Don't get me wrong -- I like Caroline Kennedy. But is she really the most qualified person in all of New York for the job? And doesn't the Kennedy vs. Cuomo angle smack a little of Macbeth, with old family scores being settled on a national stage, while Reps. Carolyn Maloney, Kirsten Gillibrand and Steve Israel -- all Senate hopefuls -- stir the caldron and mumble nonsense in the background? Aides to Paterson say he won't be influenced by all the Kennedy hubbub in deciding on the appointment. Uh huh.

So why are these big-time jobs divvied out by appointment, rather than contested through special elections? Well, the Constitution gives states the power to fill Senate vacancies (a hold-over from the day when states appointed all Senators), and most states give their Governors that privilege (annoyingly, candidates actually have to run for House vacancies). Sure, special elections are expensive, but if we really want to save money, why not appoint all our Senators -- and all our House members, for that matter?

Appointed Senators do have to face the voters eventually, but the generally two-year head start gives appointees a leg up on the competition. Just ask Lisa Murkowski, a Republican who was appointed by her father, then-Governor Frank Murkowski, to his old job in the U.S. Senate. Lisa Murkowski went on to defeat Democrat Tony Knowles, the state's ex-Governor, in the next election cycle (oh, and the other frontrunner for the appointment at the time? Ben Stevens, the son of convicted felon/Senator Ted Stevens. Seriously).

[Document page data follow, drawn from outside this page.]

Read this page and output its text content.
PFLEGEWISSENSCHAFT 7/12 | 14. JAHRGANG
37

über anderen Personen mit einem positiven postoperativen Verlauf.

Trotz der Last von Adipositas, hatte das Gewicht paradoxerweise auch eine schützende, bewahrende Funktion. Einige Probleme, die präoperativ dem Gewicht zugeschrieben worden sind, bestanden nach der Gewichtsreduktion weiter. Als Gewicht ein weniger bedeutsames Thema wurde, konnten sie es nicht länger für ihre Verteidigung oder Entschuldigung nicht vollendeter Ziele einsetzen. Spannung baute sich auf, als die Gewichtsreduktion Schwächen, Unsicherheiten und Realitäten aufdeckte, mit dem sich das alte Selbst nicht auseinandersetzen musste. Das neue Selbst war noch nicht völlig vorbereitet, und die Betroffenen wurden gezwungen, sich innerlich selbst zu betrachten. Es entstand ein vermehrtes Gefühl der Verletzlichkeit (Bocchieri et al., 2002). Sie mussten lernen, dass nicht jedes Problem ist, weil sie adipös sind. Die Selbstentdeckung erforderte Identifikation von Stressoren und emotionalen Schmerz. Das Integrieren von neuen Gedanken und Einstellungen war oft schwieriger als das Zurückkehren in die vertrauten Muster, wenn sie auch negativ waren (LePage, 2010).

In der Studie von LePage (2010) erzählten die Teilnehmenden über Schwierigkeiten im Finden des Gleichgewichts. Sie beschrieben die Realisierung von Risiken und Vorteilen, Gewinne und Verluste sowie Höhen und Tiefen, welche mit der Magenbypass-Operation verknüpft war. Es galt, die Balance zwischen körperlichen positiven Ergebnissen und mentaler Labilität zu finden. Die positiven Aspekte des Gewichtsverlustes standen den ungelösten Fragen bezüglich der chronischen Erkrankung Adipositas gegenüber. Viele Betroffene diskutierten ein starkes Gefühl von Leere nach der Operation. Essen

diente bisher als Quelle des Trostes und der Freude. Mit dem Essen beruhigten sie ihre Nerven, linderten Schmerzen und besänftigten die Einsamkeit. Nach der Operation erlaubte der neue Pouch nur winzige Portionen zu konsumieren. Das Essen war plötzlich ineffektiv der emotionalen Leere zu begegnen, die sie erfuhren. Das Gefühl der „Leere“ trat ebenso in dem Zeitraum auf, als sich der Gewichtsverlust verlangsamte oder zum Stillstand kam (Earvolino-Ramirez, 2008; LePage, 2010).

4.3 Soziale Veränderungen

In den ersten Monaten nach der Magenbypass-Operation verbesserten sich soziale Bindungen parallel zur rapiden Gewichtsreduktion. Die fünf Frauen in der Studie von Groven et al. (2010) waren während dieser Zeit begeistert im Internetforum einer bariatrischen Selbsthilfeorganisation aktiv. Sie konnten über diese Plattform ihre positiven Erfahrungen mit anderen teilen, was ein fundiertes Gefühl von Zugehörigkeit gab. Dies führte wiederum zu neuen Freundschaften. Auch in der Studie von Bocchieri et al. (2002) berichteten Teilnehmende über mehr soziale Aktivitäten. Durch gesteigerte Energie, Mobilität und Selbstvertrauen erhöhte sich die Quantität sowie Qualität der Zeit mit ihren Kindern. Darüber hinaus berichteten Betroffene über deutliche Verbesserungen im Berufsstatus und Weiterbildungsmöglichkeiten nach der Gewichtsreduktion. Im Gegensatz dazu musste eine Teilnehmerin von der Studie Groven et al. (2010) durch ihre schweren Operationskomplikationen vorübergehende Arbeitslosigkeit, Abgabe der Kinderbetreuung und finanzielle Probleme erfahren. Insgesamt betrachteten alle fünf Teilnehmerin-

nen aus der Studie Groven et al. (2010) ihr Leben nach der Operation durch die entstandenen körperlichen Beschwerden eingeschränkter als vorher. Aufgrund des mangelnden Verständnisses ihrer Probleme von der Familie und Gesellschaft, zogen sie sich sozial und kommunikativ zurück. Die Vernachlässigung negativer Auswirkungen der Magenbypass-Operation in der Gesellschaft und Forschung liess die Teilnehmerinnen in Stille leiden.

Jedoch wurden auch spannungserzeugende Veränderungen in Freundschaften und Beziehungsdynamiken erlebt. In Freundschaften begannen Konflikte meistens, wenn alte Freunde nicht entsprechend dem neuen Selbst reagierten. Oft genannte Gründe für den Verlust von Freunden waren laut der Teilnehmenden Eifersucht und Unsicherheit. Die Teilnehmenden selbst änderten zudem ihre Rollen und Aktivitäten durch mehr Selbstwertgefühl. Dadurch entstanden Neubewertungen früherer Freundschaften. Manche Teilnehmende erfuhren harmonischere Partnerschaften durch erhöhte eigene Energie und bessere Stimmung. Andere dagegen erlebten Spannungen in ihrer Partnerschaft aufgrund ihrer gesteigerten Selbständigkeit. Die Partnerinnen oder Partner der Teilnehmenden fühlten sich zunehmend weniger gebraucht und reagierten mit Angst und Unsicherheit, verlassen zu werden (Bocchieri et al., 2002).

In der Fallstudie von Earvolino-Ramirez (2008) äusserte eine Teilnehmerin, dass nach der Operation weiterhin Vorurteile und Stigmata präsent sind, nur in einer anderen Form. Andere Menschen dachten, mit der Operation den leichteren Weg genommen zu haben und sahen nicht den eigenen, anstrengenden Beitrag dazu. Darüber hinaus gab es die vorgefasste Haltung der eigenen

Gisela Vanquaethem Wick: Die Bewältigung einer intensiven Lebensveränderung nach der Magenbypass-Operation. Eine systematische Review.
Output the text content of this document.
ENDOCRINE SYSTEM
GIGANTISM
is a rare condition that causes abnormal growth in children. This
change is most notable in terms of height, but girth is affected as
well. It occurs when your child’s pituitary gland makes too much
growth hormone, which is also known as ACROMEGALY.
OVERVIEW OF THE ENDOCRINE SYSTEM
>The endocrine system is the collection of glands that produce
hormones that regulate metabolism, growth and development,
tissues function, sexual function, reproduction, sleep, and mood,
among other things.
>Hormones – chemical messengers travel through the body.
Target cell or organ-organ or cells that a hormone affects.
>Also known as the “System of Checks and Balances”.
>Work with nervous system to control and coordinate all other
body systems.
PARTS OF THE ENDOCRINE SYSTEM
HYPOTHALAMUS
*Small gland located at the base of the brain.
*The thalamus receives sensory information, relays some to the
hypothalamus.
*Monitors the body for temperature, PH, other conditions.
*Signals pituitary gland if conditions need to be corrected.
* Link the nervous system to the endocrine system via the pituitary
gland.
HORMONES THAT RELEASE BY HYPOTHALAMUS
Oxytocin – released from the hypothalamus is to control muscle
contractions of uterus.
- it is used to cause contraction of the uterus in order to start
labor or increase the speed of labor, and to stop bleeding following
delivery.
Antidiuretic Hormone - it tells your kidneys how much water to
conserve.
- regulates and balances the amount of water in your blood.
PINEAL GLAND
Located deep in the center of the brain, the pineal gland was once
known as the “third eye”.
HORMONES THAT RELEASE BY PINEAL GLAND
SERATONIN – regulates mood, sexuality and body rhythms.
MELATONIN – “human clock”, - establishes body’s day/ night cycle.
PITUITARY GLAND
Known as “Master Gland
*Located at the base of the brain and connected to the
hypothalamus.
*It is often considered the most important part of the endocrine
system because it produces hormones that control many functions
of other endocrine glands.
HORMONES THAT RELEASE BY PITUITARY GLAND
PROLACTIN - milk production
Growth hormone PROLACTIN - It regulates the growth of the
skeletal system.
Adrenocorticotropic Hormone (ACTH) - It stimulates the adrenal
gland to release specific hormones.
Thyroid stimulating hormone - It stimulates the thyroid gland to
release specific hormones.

So will the Blagojevich scandal shine enough of a spotlight on Senatorial appointments to force reforms in the system? Maybe. Illinois legislators will scramble for a way to deny Blagojevich the right, to be sure. But in the meantime, Ted Kaufman will warm Beau Biden's Senate seat, and Caroline Kennedy will probably give Andrew Cuomo and co. the heave-ho. Which begs the question: In a country that elects thousands of officials every couple of years, would it kill us to go out and elect just a couple more?